What kinds of programs are there in the U.S.? 
In the United States, there is a wide variety of microenterprise programs.  Some programs work specifically with women, some work only with people who already run their own businesses but need assistance accessing capital.  Edgcomb, Klein and Clark  looked at a seven different programs in the U.S. and found a range of approaches and divided them into three groups: credit as the primary service, group lending programs, and training-led programs that emphasize technical assistance and training (1996).  To find out more, go to the microenterprise programs links.

Can microenterprise programs eliminate poverty?
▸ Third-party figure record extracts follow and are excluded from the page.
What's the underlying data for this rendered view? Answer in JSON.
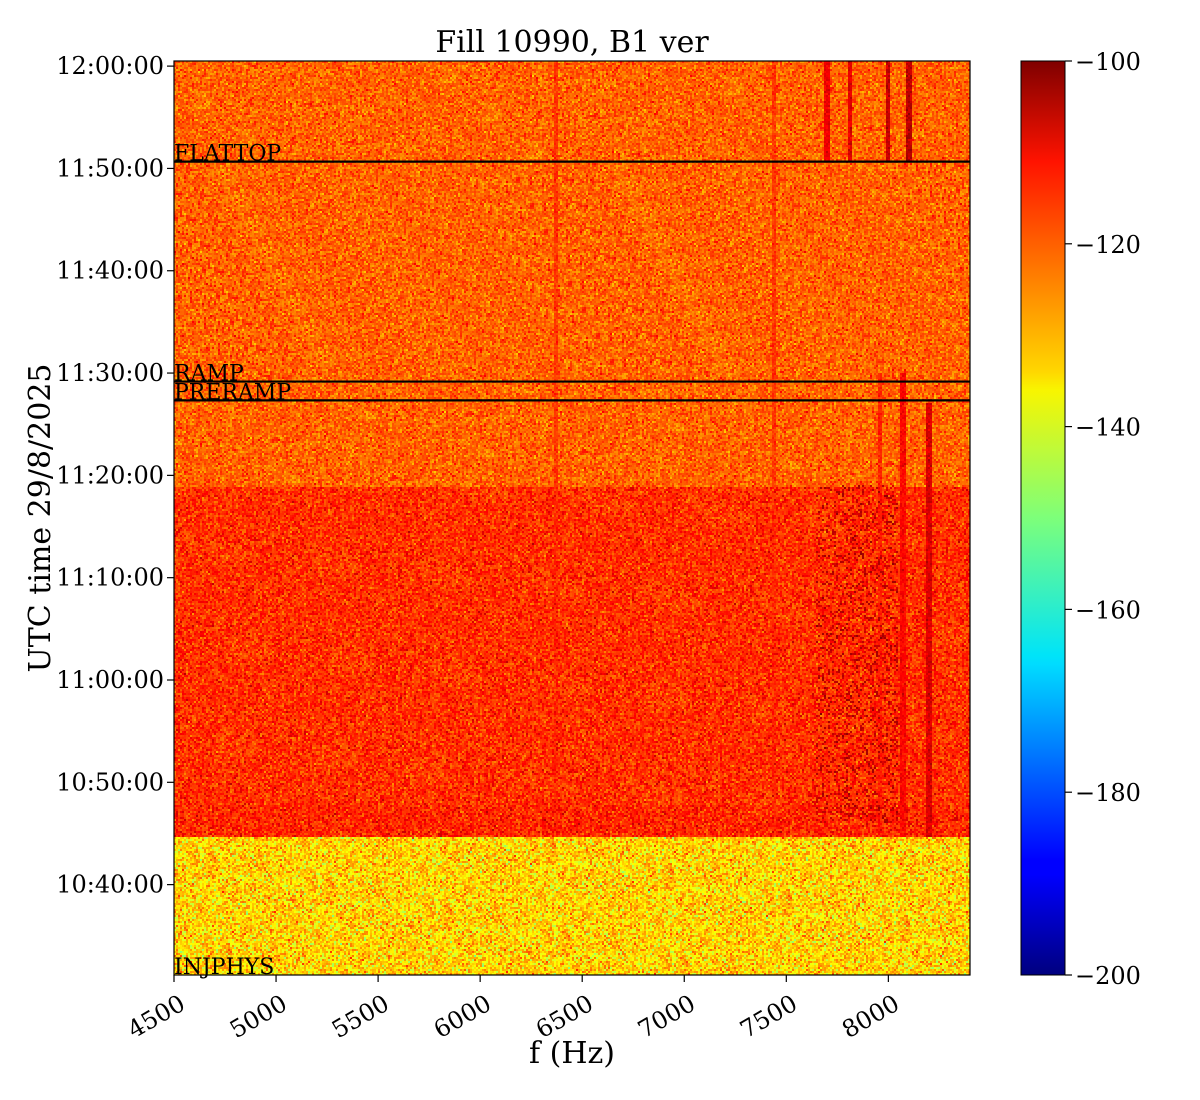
{
  "chart_data": {
    "type": "heatmap",
    "title": "Fill 10990, B1 ver",
    "xlabel": "f (Hz)",
    "ylabel": "UTC time 29/8/2025",
    "xlim": [
      4500,
      8400
    ],
    "ylim": [
      "10:31:10",
      "12:00:30"
    ],
    "x_ticks": [
      4500,
      5000,
      5500,
      6000,
      6500,
      7000,
      7500,
      8000
    ],
    "x_tick_labels": [
      "4500",
      "5000",
      "5500",
      "6000",
      "6500",
      "7000",
      "7500",
      "8000"
    ],
    "y_ticks": [
      "10:40:00",
      "10:50:00",
      "11:00:00",
      "11:10:00",
      "11:20:00",
      "11:30:00",
      "11:40:00",
      "11:50:00",
      "12:00:00"
    ],
    "y_tick_labels": [
      "10:40:00",
      "10:50:00",
      "11:00:00",
      "11:10:00",
      "11:20:00",
      "11:30:00",
      "11:40:00",
      "11:50:00",
      "12:00:00"
    ],
    "colorscale": "jet",
    "color_range": [
      -200,
      -100
    ],
    "colorbar_ticks": [
      -100,
      -120,
      -140,
      -160,
      -180,
      -200
    ],
    "colorbar_tick_labels": [
      "−100",
      "−120",
      "−140",
      "−160",
      "−180",
      "−200"
    ],
    "grid": false,
    "legend": "none",
    "regions": [
      {
        "from": "10:31:10",
        "to": "10:44:40",
        "mean": -133,
        "spread": 6
      },
      {
        "from": "10:44:40",
        "to": "10:47:50",
        "mean": -116,
        "spread": 4
      },
      {
        "from": "10:47:50",
        "to": "11:18:50",
        "mean": -117,
        "spread": 4
      },
      {
        "from": "11:18:50",
        "to": "12:00:30",
        "mean": -122,
        "spread": 4
      }
    ],
    "spectral_lines": [
      {
        "f": 6370,
        "from": "10:44:40",
        "to": "12:00:30",
        "level": -118
      },
      {
        "f": 7440,
        "from": "10:44:40",
        "to": "12:00:30",
        "level": -118
      },
      {
        "f": 7960,
        "from": "10:44:40",
        "to": "11:30:00",
        "level": -116
      },
      {
        "f": 8070,
        "from": "10:44:40",
        "to": "11:30:00",
        "level": -113
      },
      {
        "f": 8200,
        "from": "10:44:40",
        "to": "11:27:00",
        "level": -109
      },
      {
        "f": 7700,
        "from": "11:50:40",
        "to": "12:00:30",
        "level": -111
      },
      {
        "f": 7810,
        "from": "11:50:40",
        "to": "12:00:30",
        "level": -110
      },
      {
        "f": 8000,
        "from": "11:50:40",
        "to": "12:00:30",
        "level": -107
      },
      {
        "f": 8100,
        "from": "11:50:40",
        "to": "12:00:30",
        "level": -106
      }
    ],
    "hot_cluster": {
      "f_from": 7650,
      "f_to": 8050,
      "from": "10:46:00",
      "to": "11:19:00",
      "level": -106
    },
    "events": [
      {
        "label": "FLATTOP",
        "time": "11:50:40"
      },
      {
        "label": "RAMP",
        "time": "11:29:10"
      },
      {
        "label": "PRERAMP",
        "time": "11:27:20"
      },
      {
        "label": "INJPHYS",
        "time": "10:31:10"
      }
    ]
  }
}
Microenterprise programs have gained popularity as a possible solution to poverty in this age of Welfare Reform.  This is not surprising considering it has elements of self-sufficiency and non-dependency that appeal to conservatives and liberals alike.  Most experts agree, though, that microenterprise programs are not a cure-all for poverty.  But they can be a solution for a group of people who have entrepreneurial skills and drive, but are kept at the margins of our economy.  As interest grows, however, the pressure will also grow as to how these microenterprise programs perform and alleviate poverty.   The foundation for further study and evaluation has been laid, and with time the impacts of different models and strategies should become apparent. 

Unanswered Questions

Perhaps the most interesting and crucial question is to what extent can microenterprise be successful in the United States?   In some areas bottle-necking has occurred when micro-businesses get to a certain size and there is no bank or micro-lending program that can help them grow large enough to be considered by a regular commercial bank (Mehta, 1997).   Clearly, more linkages and institutional support for growing microentrepreneurs is needed.  But beyond that, the scale of operations that can be achieved in the U.S. remains uncertain (Edgcomb, Klein and Clark, 1996; Balkin, 1993). 

The longitudinal effects of microenterprise programs on participants are also yet unknown.   Many supporters of microenterprise assert that it empowers poor people and gives them an entry point into the mainstream economy.  Higher satisfaction levels and quality of life are cited as benefits (Raheim and Alter, in press).  At the same time, some opponents say that microenterprise does nothing to alter existing power structures and these groups remain marginalized and pushes them off of welfare as well (Servon, 1997).  Further evaluations may not end the debate, but perhaps knowing the long-term impacts of microenterprise programs on "successful" participants will enlighten the discourse as to the barriers to poor people escaping poverty through microenterprise.

Finally, it has been noted that microenterprise programs do not turn participants into clients or passive recipients of aid, but rather the programs demand input, investment and commitment from participants and that is the primary reason why it is such a successful strategy for social and economic development.  It begs the question then, what are the other areas of community and economic development that could benefit from this approach?   I find myself asking, when we will stop looking at poor people as liabilities or lazy and truly begin to value them as people and build their capacities?